Authoritarian Rulers and Investment



Investments, both local and foreign are paramount for economic growth and development of a nation. A good entrepreneurial environment is necessary to attract investors. Investors are willing to inject their capital in an economy where they are assured of their returns. Authoritarian governments fall short of such economy. Their environment is often marred with bureaucracies, corruption and insecurity. The aforementioned discourages investments from both local and foreign investors. Direct foreign investments play a cardinal role in improving the economic state of a country. Foreign capital injection brings with them additional benefits apart from the development of business units. Some of the benefits accrued through foreign investments include, infrastructural development and employment creation. The citizens of authoritarian regimes often live in abject poverty; this is relatively because they are unable to afford basic necessities. To break the vicious cycles of poverty, third world economies need to embrace foreign investors and authoritarian rulers are a drag. For example, Robert Mugabe who is a renowned Africa leader has succeeded in scaring away investors through his antics as an authoritarian ruler. His citizens are exposed to myriad problems as the cost of living is escalating (Umpleby, Medvedeva, & Oyler, 2004).
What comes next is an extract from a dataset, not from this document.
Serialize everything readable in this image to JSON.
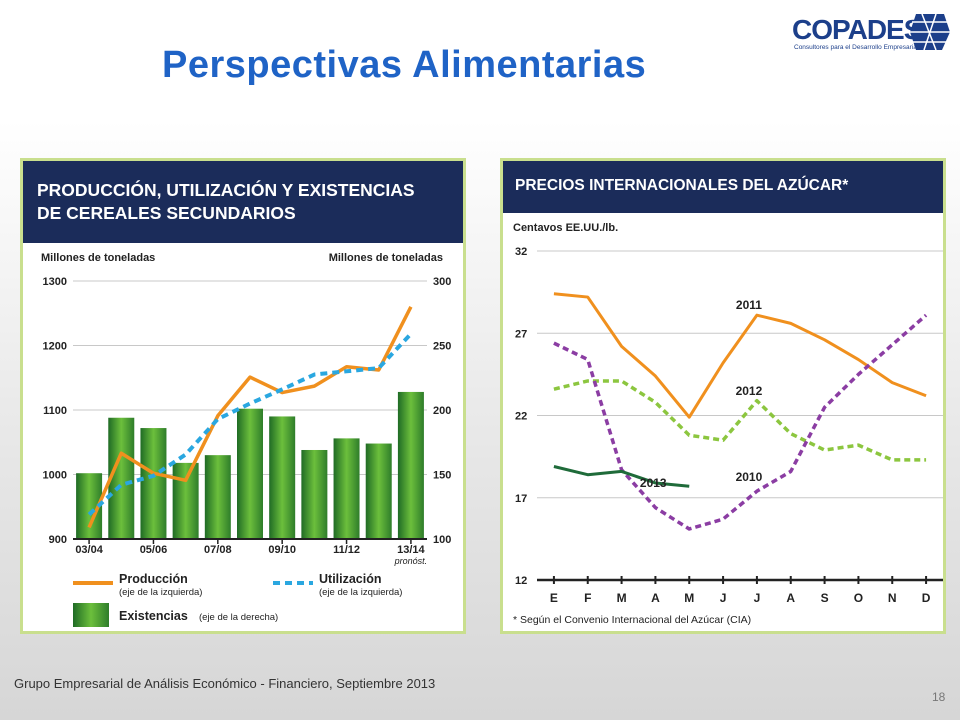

            Western economies have over the years imposed economic sanctions on these regimes. This has made investment climate more hostile. Other emerging economies i.e. Iran have stagnated courtesy of United States of America sanctions. From the above, it is apparent that the development of an economy relies largely on the levels of investments both by local and foreign investors (Orenstein, 2009).
            Authoritarian governments are responsible for the dwindling performance of their economies. Often, the primary role of a government is to formulate and implement policies that are in the interest of the public. However, that is never the case with authoritarian governments. This is because it’s if often driven by the interests of a few persons who seek to benefit at the expense of the larger folk. Trade and development of both emerging and developing economies have been hampered by the failure of authoritarian regimes to adopt liberal policies that could ease the exchange of goods and services between borders. These regimes have also gagged innovations by making the transfer of information from one country impossible through the adoption of rigid policies (Spechler, 2009).